One of the nation's bests known legal scholars, Harvard law professor Laurence Tribe – a man who taught both Cruz and President Barack Obama, and even Supreme Court Chief Justice John Roberts – says the question is unsettled.
Trump doesn't care about the law, he is simply seeking to sow doubt in the minds of voters that Cruz is a viable candidate.
This week Cruz has returned fire. "The Donald seems to be a little bit rattled," he observed on Boston radio.
But his key line of attack has been to smear Trump among sturdy rural conservatives in Iowa as a Yankee carpetbagger.
"I think he may shift in his new rallies to playing New York, New York, because Donald comes from New York and he embodies New York values."
Hillary v Sanders
The same pattern is playing out in the Democratic race, which has been marked by almost otherworldly harmony until now.

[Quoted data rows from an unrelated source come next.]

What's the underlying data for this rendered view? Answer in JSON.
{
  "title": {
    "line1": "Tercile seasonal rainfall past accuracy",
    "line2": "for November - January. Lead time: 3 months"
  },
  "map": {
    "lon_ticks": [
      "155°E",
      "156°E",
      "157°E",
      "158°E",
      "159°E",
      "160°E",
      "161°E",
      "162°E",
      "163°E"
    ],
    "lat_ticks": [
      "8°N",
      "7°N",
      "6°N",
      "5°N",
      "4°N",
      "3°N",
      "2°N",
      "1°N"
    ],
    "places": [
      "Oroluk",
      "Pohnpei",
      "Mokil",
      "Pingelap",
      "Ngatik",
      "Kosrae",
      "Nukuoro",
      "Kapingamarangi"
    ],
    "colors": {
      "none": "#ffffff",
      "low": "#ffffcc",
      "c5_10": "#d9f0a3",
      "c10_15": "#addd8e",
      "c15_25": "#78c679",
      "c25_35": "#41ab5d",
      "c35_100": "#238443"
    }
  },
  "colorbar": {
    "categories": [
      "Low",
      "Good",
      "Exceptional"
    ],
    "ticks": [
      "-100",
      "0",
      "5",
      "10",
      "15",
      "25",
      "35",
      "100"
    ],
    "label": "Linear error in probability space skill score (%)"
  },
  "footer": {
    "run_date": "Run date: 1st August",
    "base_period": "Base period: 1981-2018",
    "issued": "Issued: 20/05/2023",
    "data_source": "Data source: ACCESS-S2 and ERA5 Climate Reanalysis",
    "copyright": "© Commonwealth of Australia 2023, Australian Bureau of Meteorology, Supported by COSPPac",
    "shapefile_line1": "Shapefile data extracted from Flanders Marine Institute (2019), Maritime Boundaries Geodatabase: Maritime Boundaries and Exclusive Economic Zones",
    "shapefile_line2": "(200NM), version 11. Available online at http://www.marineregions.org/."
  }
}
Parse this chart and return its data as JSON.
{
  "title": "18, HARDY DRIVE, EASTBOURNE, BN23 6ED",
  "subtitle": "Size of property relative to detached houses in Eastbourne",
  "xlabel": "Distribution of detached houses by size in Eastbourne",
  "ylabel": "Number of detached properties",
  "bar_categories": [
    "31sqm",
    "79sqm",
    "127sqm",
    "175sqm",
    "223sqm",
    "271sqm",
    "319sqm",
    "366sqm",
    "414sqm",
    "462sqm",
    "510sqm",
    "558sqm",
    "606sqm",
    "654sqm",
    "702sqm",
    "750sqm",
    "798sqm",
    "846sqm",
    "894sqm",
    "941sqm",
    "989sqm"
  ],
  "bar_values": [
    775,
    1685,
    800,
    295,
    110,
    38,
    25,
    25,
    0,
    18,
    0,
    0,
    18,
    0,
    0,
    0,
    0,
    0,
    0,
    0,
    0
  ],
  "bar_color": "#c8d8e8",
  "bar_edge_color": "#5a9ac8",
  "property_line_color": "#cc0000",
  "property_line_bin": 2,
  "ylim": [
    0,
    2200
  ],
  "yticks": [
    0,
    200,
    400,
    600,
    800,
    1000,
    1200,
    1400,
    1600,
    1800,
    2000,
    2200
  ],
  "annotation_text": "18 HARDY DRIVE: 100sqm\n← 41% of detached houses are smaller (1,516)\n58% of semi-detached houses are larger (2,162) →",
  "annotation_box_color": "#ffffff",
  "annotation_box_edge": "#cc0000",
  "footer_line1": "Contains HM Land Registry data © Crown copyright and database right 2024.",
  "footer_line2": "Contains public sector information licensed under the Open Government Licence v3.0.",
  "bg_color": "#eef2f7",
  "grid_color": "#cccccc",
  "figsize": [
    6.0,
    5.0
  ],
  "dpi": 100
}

Recent polling shows that Mrs Clinton and her social democrat rival Senator Bernie Sanders are now in a dead heat in Iowa and Sanders is leading in New Hampshire, where the second primary will be held on February 9.
Now the knives are out, with both Mrs Clinton and her daughter launching attacks upon Sanders.
During an interview on NBC's breakfast program Today on Wednesday she declared the time had come for her to "draw some contrasts" with Sanders.
"One of the big ones, as you're aware, is on gun safety, where Sanders has been a pretty reliable vote for the gun lobby."
This is in reference to Sanders' record of voting in support of National Rifle Association-backed legislation to give legal immunity to gun manufacturers over wrongful death lawsuits.
Sanders has responded that he fully supports Obama's proposal to make background checks for gun purchases universal.
In campaign events Mrs Clinton has also claimed that Sanders' sweeping package of social programs remain unfunded.
Even Chelsea Clinton has joined the attack, saying during a rally that Sanders would "dismantle Obamacare, dismantle the CHIP program, dismantle Medicare and private insurance."
In fact Sanders' healthcare proposal goes further than Obamacare, creating a single-payer system similar to Australia's.
The attacks reveal much about Mrs Clinton's concerns and understanding of the Democratic electorate.
They show that she is sensitive to Sanders' strength in Iowa and New Hampshire, even though few analysts see him beating her in the long run.
Secondly, they show that for the first time in a generation the Democratic Party is now united in its support for gun control.